Don't Fight the Federal Reserve, BofA Strategist Says
Federal Reserve officials played down the risk that the US economy will tip into recession, even as they raise interest rates with another 75 basis-point hike on the table next month.
New York Fed President John Williams and San Francisco’s Mary Daly both acknowledged on Tuesday they had to cool the hottest inflation in 40 years, but insisted that a soft landing was still possible.
“I see us tapping on the brakes to slow to a more sustainable pace, rather than slamming on the brakes, going over the handlebars and having the proverbial recession,” Daly told an online event hosted by LinkedIn. “I wouldn’t be surprised, and it’s actually in my forecast, that growth will slip below 2%, but it won’t actually pivot down into negative territory for a long period of time.”
Fed officials have pivoted to more aggressive rate increases as they fight the hottest inflation in 40 years, following criticism that they left monetary policy too easy for too long as the economy rebounded from the pandemic.
The Fed raised its benchmark rate earlier this month by 75 basis points -- the biggest increase since 1994 -- to a range of 1.5% to 1.75%. Chair Jerome Powell told reporters after the meeting that officials could consider another 75 basis-point increase, or a 50 basis-point hike, when they meet next month.
Powell will speak at 9 a.m.
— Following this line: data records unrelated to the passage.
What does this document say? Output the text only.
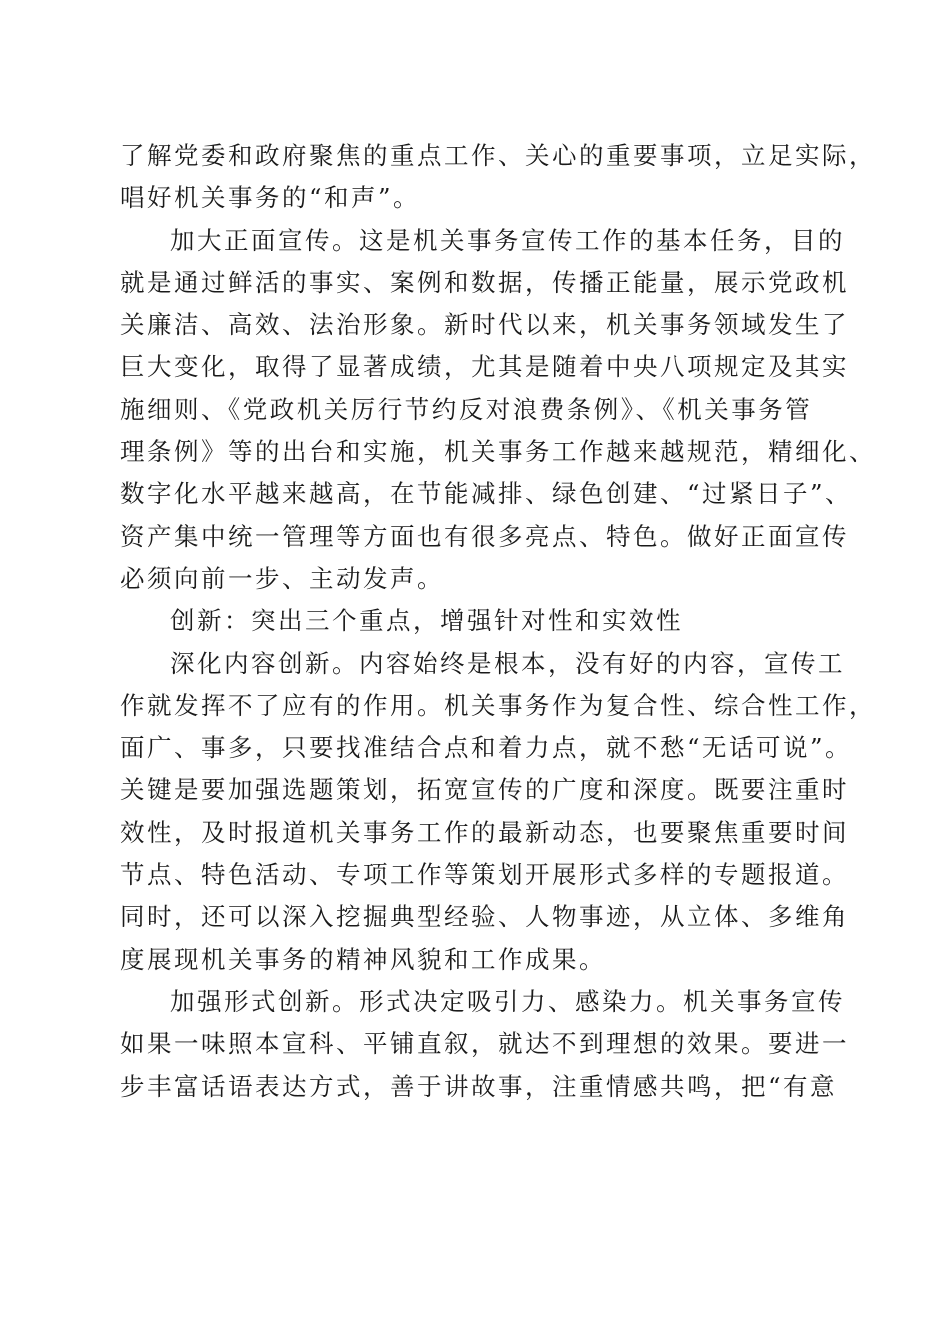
了解党委和政府聚焦的重点工作、关心的重要事项，立足实际，
唱好机关事务的“和声”。
加大正面宣传。这是机关事务宣传工作的基本任务，目的
就是通过鲜活的事实、案例和数据，传播正能量，展示党政机
关廉洁、高效、法治形象。新时代以来，机关事务领域发生了
巨大变化，取得了显著成绩，尤其是随着中央八项规定及其实
施细则、《党政机关厉行节约反对浪费条例》、《机关事务管
理条例》等的出台和实施，机关事务工作越来越规范，精细化、
数字化水平越来越高，在节能减排、绿色创建、“过紧日子”、
资产集中统一管理等方面也有很多亮点、特色。做好正面宣传
必须向前一步、主动发声。
创新：突出三个重点，增强针对性和实效性
深化内容创新。内容始终是根本，没有好的内容，宣传工
作就发挥不了应有的作用。机关事务作为复合性、综合性工作，
面广、事多，只要找准结合点和着力点，就不愁“无话可说”。
关键是要加强选题策划，拓宽宣传的广度和深度。既要注重时
效性，及时报道机关事务工作的最新动态，也要聚焦重要时间
节点、特色活动、专项工作等策划开展形式多样的专题报道。
同时，还可以深入挖掘典型经验、人物事迹，从立体、多维角
度展现机关事务的精神风貌和工作成果。
加强形式创新。形式决定吸引力、感染力。机关事务宣传
如果一味照本宣科、平铺直叙，就达不到理想的效果。要进一
步丰富话语表达方式，善于讲故事，注重情感共鸣，把“有意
Washington time Wednesday on a panel during the European Central Bank’s annual policy forum in Sintra, Portugal.
Williams closely echoed the Fed chair, telling CNBC in an interview earlier Tuesday that “in terms of our next meeting, I think 50 to 75 is clearly going to be the debate.”
The policy maker said he supports raising the Fed’s benchmark interest rate to a range of 3% to 3.5% by later this year, and that the path for 2023 will depend on the data -- though current bets in financial markets for rates to be around 3.5% to 4% next year are “a perfectly reasonable projection right now.”
Investors are almost fully pricing a 75 basis point increase at the Fed’s July 26-27 meeting and see rates peaking around 3.6% next year, which is slightly below the 3.8% projected in the latest quarterly dot plot of Fed rate forecasts released June 15.
Some other policy makers, including Fed Governor Michelle Bowman and Governor Christopher Waller, have since backed a 75 basis-point hike next month. Minneapolis Fed President Neel Kashkari and Chicago’s Charles Evans said it would be reasonable to consider another increase of that size and Daly has called a 75 basis-point increase a good place to start the debate.
Consumer prices rose 8.6% last month from a year ago, according to the Labor Department. The CPI report for June will be published July 13.
The New York Fed chief also said he expects economic growth to cool and the unemployment rate to rise as the Fed hikes borrowing costs to tame inflation, but he doesn’t project a recession.
“I am expecting growth to slow this year, quite a bit, relative to what we had last year, and actually to slow to probably 1% to 1.5% GDP growth,” he said, indicating that he has one of the lower forecasts among the Fed’s 18 policy makers, based on the 1%-2% range of their quarterly growth estimates updated earlier this month.
“But that is not a recession. It’s a slowdown we need to see in the economy to reduce the inflationary pressures that we have and bring inflation down.”